On March 14, 2021, new short trips between New Carrollton and Prince George's Plaza (now ) stations were introduced to reduce crowding on its buses.

On June 6, 2021, late-night service was increased to operate up to 2:00 AM on Route C4.

On June 10, 2021, WMATA proposed to increase the F4 to operate every 12 minutes daily between 7:00 AM to 9:00 PM daily as part of WMATA's Pandemic Recovery Plan. Service was also proposed to be rerouted inside Riverdale Park, restoring its pre-March 2009 routing. On September 5, 2021, service was rerouted along Queensbury Road between Baltimore Avenue and 49th Avenue, restoring its pre-2009 routing. Service along Baltimore Avenue was eliminated. Service was also increased to operate every 12 minutes daily between 7 a.m. to 9 p.m.

Due to rising cases of the COVID-19 Omicron variant, the line was reduced to its Saturday service on weekdays beginning on January 10, 2022. Full weekday service resumed on February 7, 2022.

In 2024 during WMATA's FY2024 Budget crisis, WMATA proposed to eliminate all F4 service after midnight. However on April 25, 2024, Metro’s Board of Directors approved a $4.8 billion capital and operating budget which avoided service cuts.

===Better Bus Redesign===
In 2022, WMATA launched its Better Bus Redesign project, which aimed to redesign the entire Metrobus Network and is the first full redesign of the agency's bus network in its history.

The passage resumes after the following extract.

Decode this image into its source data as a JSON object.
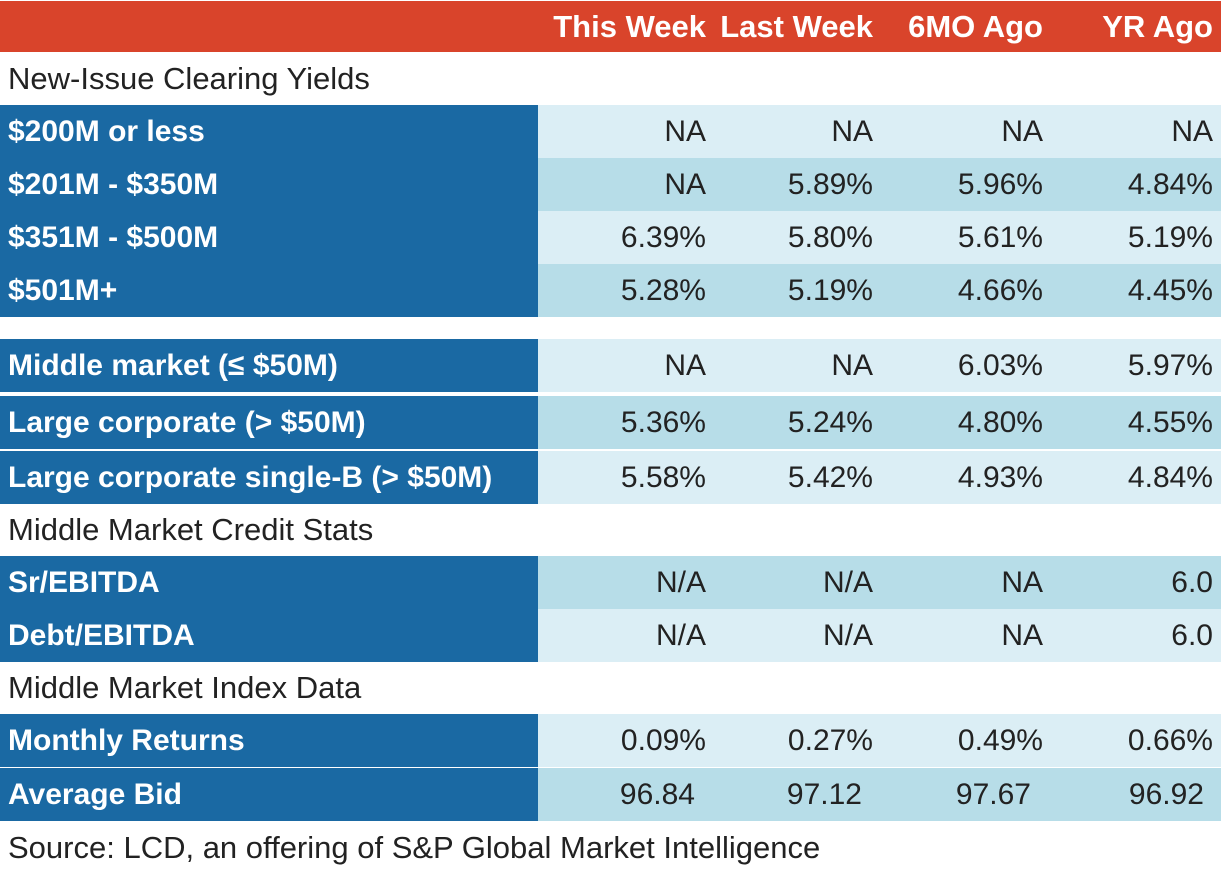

In April 2023, WMATA launched its Draft Visionary Network. As part of the drafts, WMATA proposed to rename the F4 to Route MD145, and kept the same routing from the current F4. During WMATA's Revised Draft Visionary Network, WMATA renamed the MD145 to Route P30 and kept its same routing. The change were then proposed during WMATA's 2025 Proposed Network.

On November 21, 2024, WMATA approved its Better Bus Redesign Network.

Beginning on June 29, 2025, Route F4 was renamed to the P30 and kept the same routing as the former F4.

==Incidents==
- On March 27, 2009, a MARC commuter train struck an F4 bus while it was crossing along the Queensbury Road railroad crossing. The F4 bus (D40LFR 6040) then hit another F4 bus that was turning (Flxible Metro 9731) causing damage to both buses. After the accident, route F4 was rerouted along East-West Highway to no longer serve the Queensbury Road railroad crossing and to prevent another accident from happening.
- On April 11, 2018, a man armed with a knife attempted to hijack an F4 bus after trying to rob a passenger along Riverdale Road. The driver of the bus pulled over and called emergency help. The man demanded everyone to get off the bus and tried taking off with the bus but was stopped due to a security feature that was equipped during an emergency. A Prince George's County police officer was able to detain the suspect and Metro Transit Police shortly after arrested the suspect. None of the 16 passengers on board or the driver were injured.
- On January 17, 2025, an F4 bus crashed into a vacant building in Riverdale, Maryland after the driver suffered a medical emergency. None of the passengers were injured however the driver passed away.